Friday night I went to the dentist. Unfortunately, I have some cavities and they have to re-do my root canal. This is the part where I would gripe about my dentist, but one should not speak ill of the dead. In fact, it's probably pretty tacky that I mentioned it at all. I can't help it. I'm crabby because I spent many hundreds of dollars on a painful proceedure...I had to have four fittings for my crown...and now it turns out to be FAULTY! Sorry, I'm a little bitter because my tooth hurts (though only when I eat hot or cold stuff) and I have to get a new root canal and possibly buy a new crown. Grr.

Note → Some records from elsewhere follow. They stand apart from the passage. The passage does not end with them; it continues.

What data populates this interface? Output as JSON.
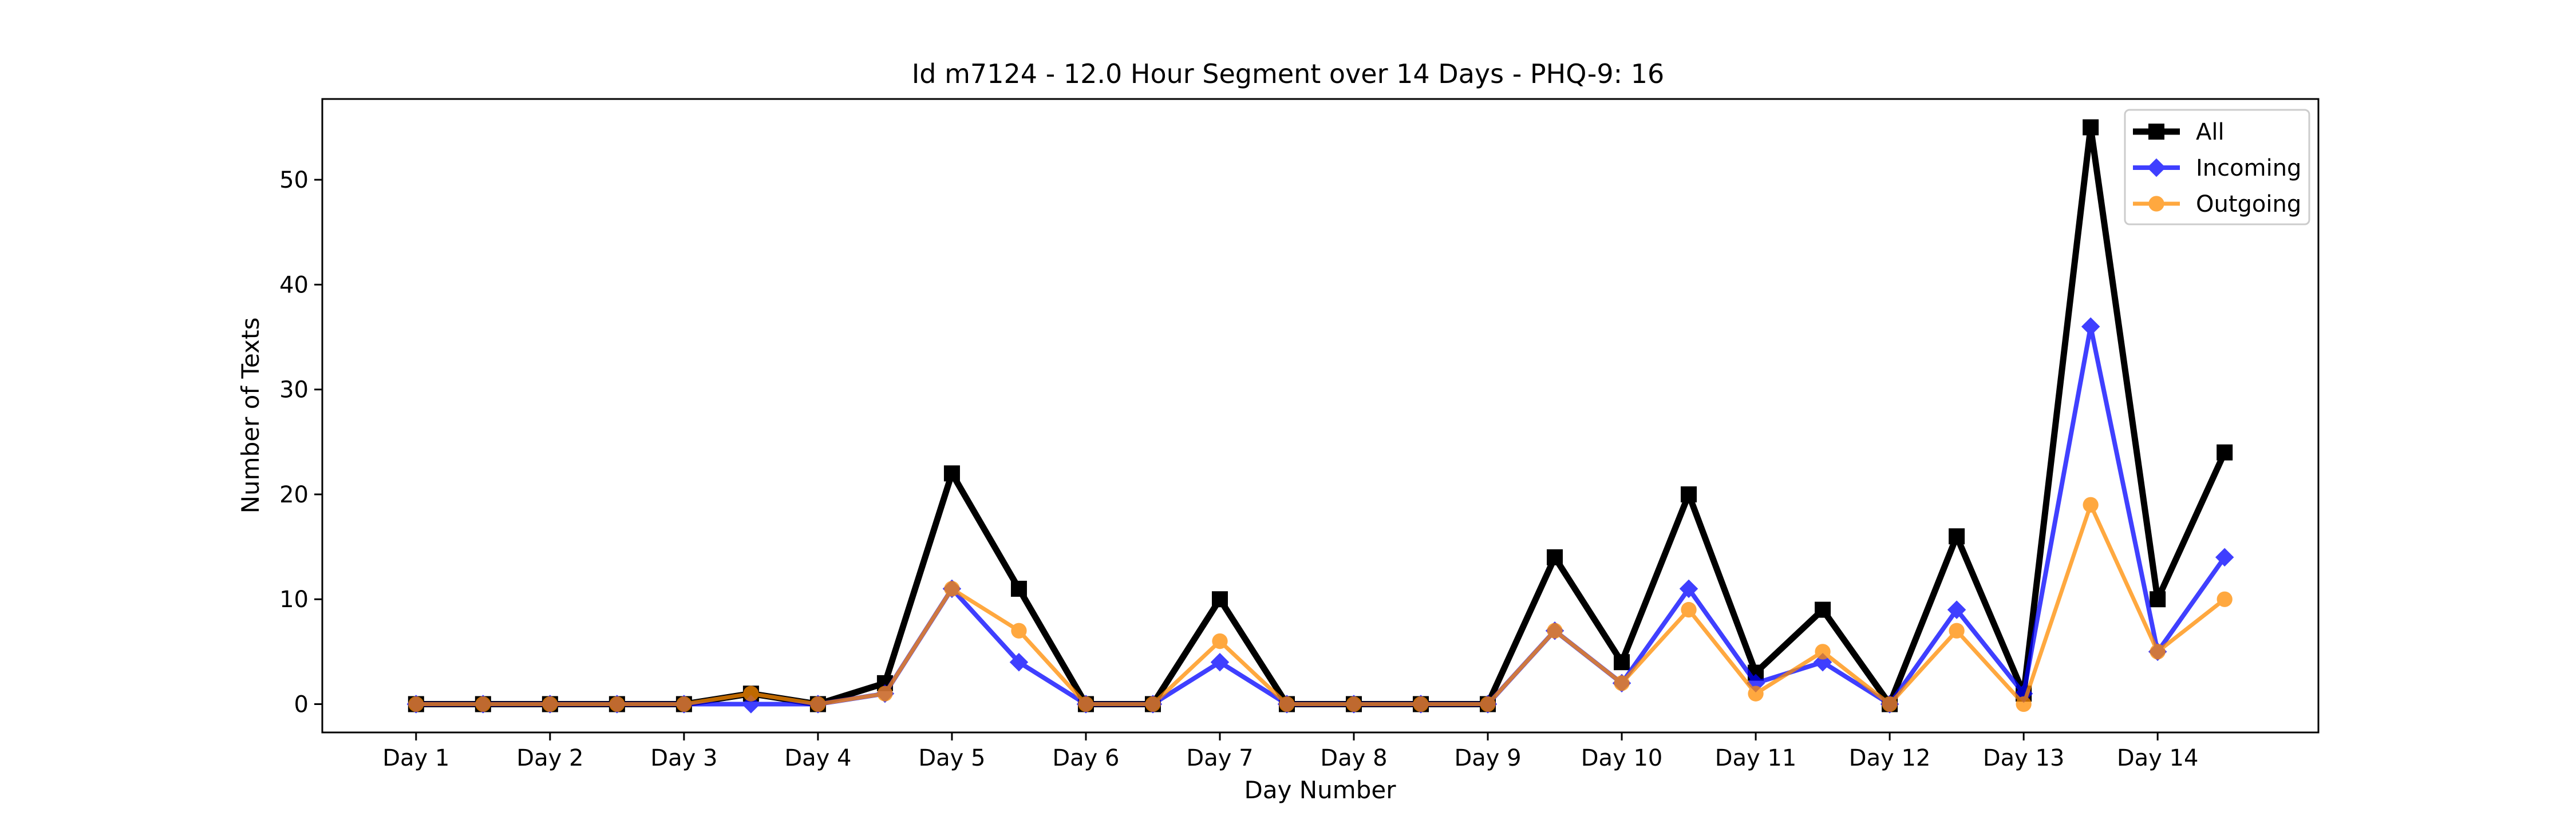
{
  "chart_data": {
    "type": "line",
    "title": "Id m7124 - 12.0 Hour Segment over 14 Days - PHQ-9: 16",
    "xlabel": "Day Number",
    "ylabel": "Number of Texts",
    "x": [
      1,
      1.5,
      2,
      2.5,
      3,
      3.5,
      4,
      4.5,
      5,
      5.5,
      6,
      6.5,
      7,
      7.5,
      8,
      8.5,
      9,
      9.5,
      10,
      10.5,
      11,
      11.5,
      12,
      12.5,
      13,
      13.5,
      14,
      14.5
    ],
    "x_ticks": [
      1,
      2,
      3,
      4,
      5,
      6,
      7,
      8,
      9,
      10,
      11,
      12,
      13,
      14
    ],
    "x_tick_labels": [
      "Day 1",
      "Day 2",
      "Day 3",
      "Day 4",
      "Day 5",
      "Day 6",
      "Day 7",
      "Day 8",
      "Day 9",
      "Day 10",
      "Day 11",
      "Day 12",
      "Day 13",
      "Day 14"
    ],
    "xlim": [
      0.3,
      15.2
    ],
    "ylim": [
      -2.7,
      57.7
    ],
    "y_ticks": [
      0,
      10,
      20,
      30,
      40,
      50
    ],
    "grid": false,
    "legend_position": "top-right",
    "series": [
      {
        "name": "All",
        "color": "#000000",
        "marker": "square",
        "values": [
          0,
          0,
          0,
          0,
          0,
          1,
          0,
          2,
          22,
          11,
          0,
          0,
          10,
          0,
          0,
          0,
          0,
          14,
          4,
          20,
          3,
          9,
          0,
          16,
          1,
          55,
          10,
          24
        ]
      },
      {
        "name": "Incoming",
        "color": "#0000ff",
        "marker": "diamond",
        "values": [
          0,
          0,
          0,
          0,
          0,
          0,
          0,
          1,
          11,
          4,
          0,
          0,
          4,
          0,
          0,
          0,
          0,
          7,
          2,
          11,
          2,
          4,
          0,
          9,
          1,
          36,
          5,
          14
        ]
      },
      {
        "name": "Outgoing",
        "color": "#ff8c00",
        "marker": "circle",
        "values": [
          0,
          0,
          0,
          0,
          0,
          1,
          0,
          1,
          11,
          7,
          0,
          0,
          6,
          0,
          0,
          0,
          0,
          7,
          2,
          9,
          1,
          5,
          0,
          7,
          0,
          19,
          5,
          10
        ]
      }
    ]
  }
}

Later that night, I met up with Laura, Carolina and Reesa (I have no idea how to spell her name, actually) for jazz at the planetarium of the Museum of Natural History. Then we had dinner at Mill Korean and dessert at the bakery next door. It was awesome. Then next day, I did not get to see my boyfriend, which was annoying, so I cleaned my room instead and threw out a garbage bag of stuff. I love doing a good purge like that, and now my room looks so cute! And Sunday...I don't really remember Sunday, which is kind of wierd, right? I guess nothing too exciting must have happened.

Monday at school was crazy, because our school switched to extended day, changing my whole schedule. After the extended day, we had a meeting, followed by grad school. It was a very long day.

Today I exercised for the first time in weeks. It feels good to get back to working out! Now I should be grading instead of writing to you fine people. So I guess I should. It's wonderful that you guys are reading my blog and posting. I feel less like I'm talking to myself.